El agente de Seguridad Nacional sonrió y sacó otro papel. Éste era de la Brasserie Lipp:
Sujeto B: «Hagamos un repaso de tus mejores amigos: Petar, Don, Randall Feller… Has mencionado tres. ¿No hay más?».
Sujeto A: «Rook, ¿de verdad quieres que te diga con cuántos tíos me he acostado?».
Callan agitó unas cuantas hojas y miró a Heat y a Rook.
—¿Creen que eso es todo lo que tenemos?
Para entonces Nikki se había tranquilizado y había logrado tomar distancia de aquella invasión a su intimidad para recuperar terreno.
—Si tienen todo lo que necesitan, entonces no les hacemos falta.
—Quiero saberlo todo de sus encuentros. ¿Con quién se vieron en el bosque de Vincennes anoche?

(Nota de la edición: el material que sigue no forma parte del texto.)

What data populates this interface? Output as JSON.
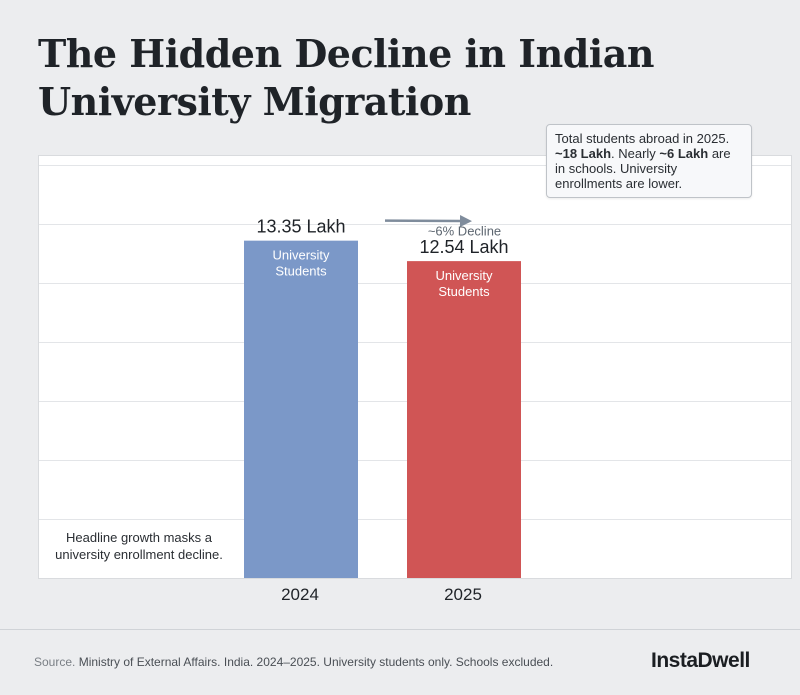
{
  "title": "The Hidden Decline in Indian University Migration",
  "callout": {
    "line1": "Total students abroad in 2025.",
    "strong1": "~18 Lakh",
    "mid": ". Nearly ",
    "strong2": "~6 Lakh",
    "rest": " are in schools. University enrollments are lower."
  },
  "annotation": "Headline growth masks a university enrollment decline.",
  "source": {
    "label": "Source.",
    "text": " Ministry of External Affairs. India. 2024–2025. University students only. Schools excluded."
  },
  "brand": "InstaDwell",
  "chart_data": {
    "type": "bar",
    "categories": [
      "2024",
      "2025"
    ],
    "values": [
      13.35,
      12.54
    ],
    "value_labels": [
      "13.35 Lakh",
      "12.54 Lakh"
    ],
    "bar_labels": [
      [
        "University",
        "Students"
      ],
      [
        "University",
        "Students"
      ]
    ],
    "colors": [
      "#7b98c8",
      "#d05555"
    ],
    "decline_label": "~6% Decline",
    "grid": true,
    "ylim": [
      0,
      16.7
    ]
  }
}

—Ah. O sea, que no tienen tanto como dice —dijo Nikki.
—Le estoy pidiendo que coopere conmigo. Llevamos el mismo uniforme, detective.

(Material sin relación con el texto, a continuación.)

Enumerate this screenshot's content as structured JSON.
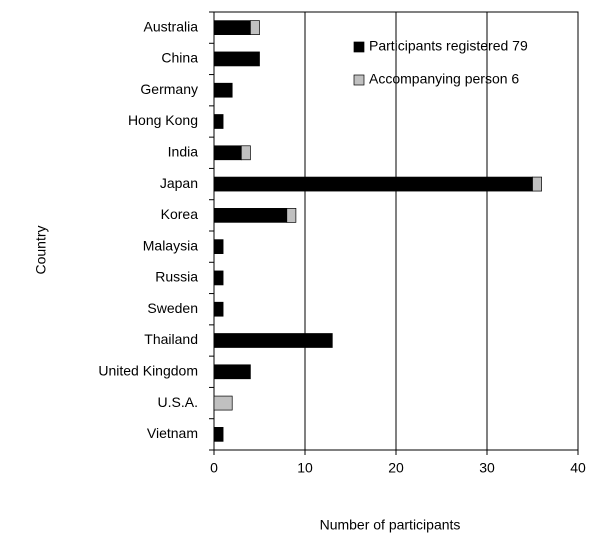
{
  "chart_data": {
    "type": "stacked-barh",
    "x_label": "Number of participants",
    "y_label": "Country",
    "categories": [
      "Australia",
      "China",
      "Germany",
      "Hong Kong",
      "India",
      "Japan",
      "Korea",
      "Malaysia",
      "Russia",
      "Sweden",
      "Thailand",
      "United Kingdom",
      "U.S.A.",
      "Vietnam"
    ],
    "series": [
      {
        "name": "Participants registered 79",
        "color": "#000000",
        "values": [
          4,
          5,
          2,
          1,
          3,
          35,
          8,
          1,
          1,
          1,
          13,
          4,
          0,
          1
        ]
      },
      {
        "name": "Accompanying person 6",
        "color": "#c0c0c0",
        "values": [
          1,
          0,
          0,
          0,
          1,
          1,
          1,
          0,
          0,
          0,
          0,
          0,
          2,
          0
        ]
      }
    ],
    "xlim": [
      0,
      40
    ],
    "xticks": [
      0,
      10,
      20,
      30,
      40
    ],
    "grid": true,
    "legend": "upper right"
  }
}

—Si estuviéramos en el mismo equipo, me daría algo de información. Por ejemplo, ¿qué hacía Nicole Bernardin antes de que la mataran y para quién lo hacía?
—Por ahí no voy a entrar —dijo Callan.
—¿Quién quería verla muerta?
—Déjelo, Heat.
—¿Quién es Seagal?
—Aquí el que pregunta soy yo. —Callan usó su voz autoritaria, pero saltaba a la vista que la mención de aquel nombre le había alterado. Un aumento casi imperceptible de la tensión.
—¿Es usted Seagal?
—No pienso abrir la boca.
—Entonces nosotros tampoco —dijo Heat. Era una apuesta arriesgada, pero con todo lo que había en juego, decidió seguir hasta el final. El agente se dio cuenta y se volvió hacia Rook.
—Entonces le preguntaré a usted. ¿A quién vieron y de qué hablaron?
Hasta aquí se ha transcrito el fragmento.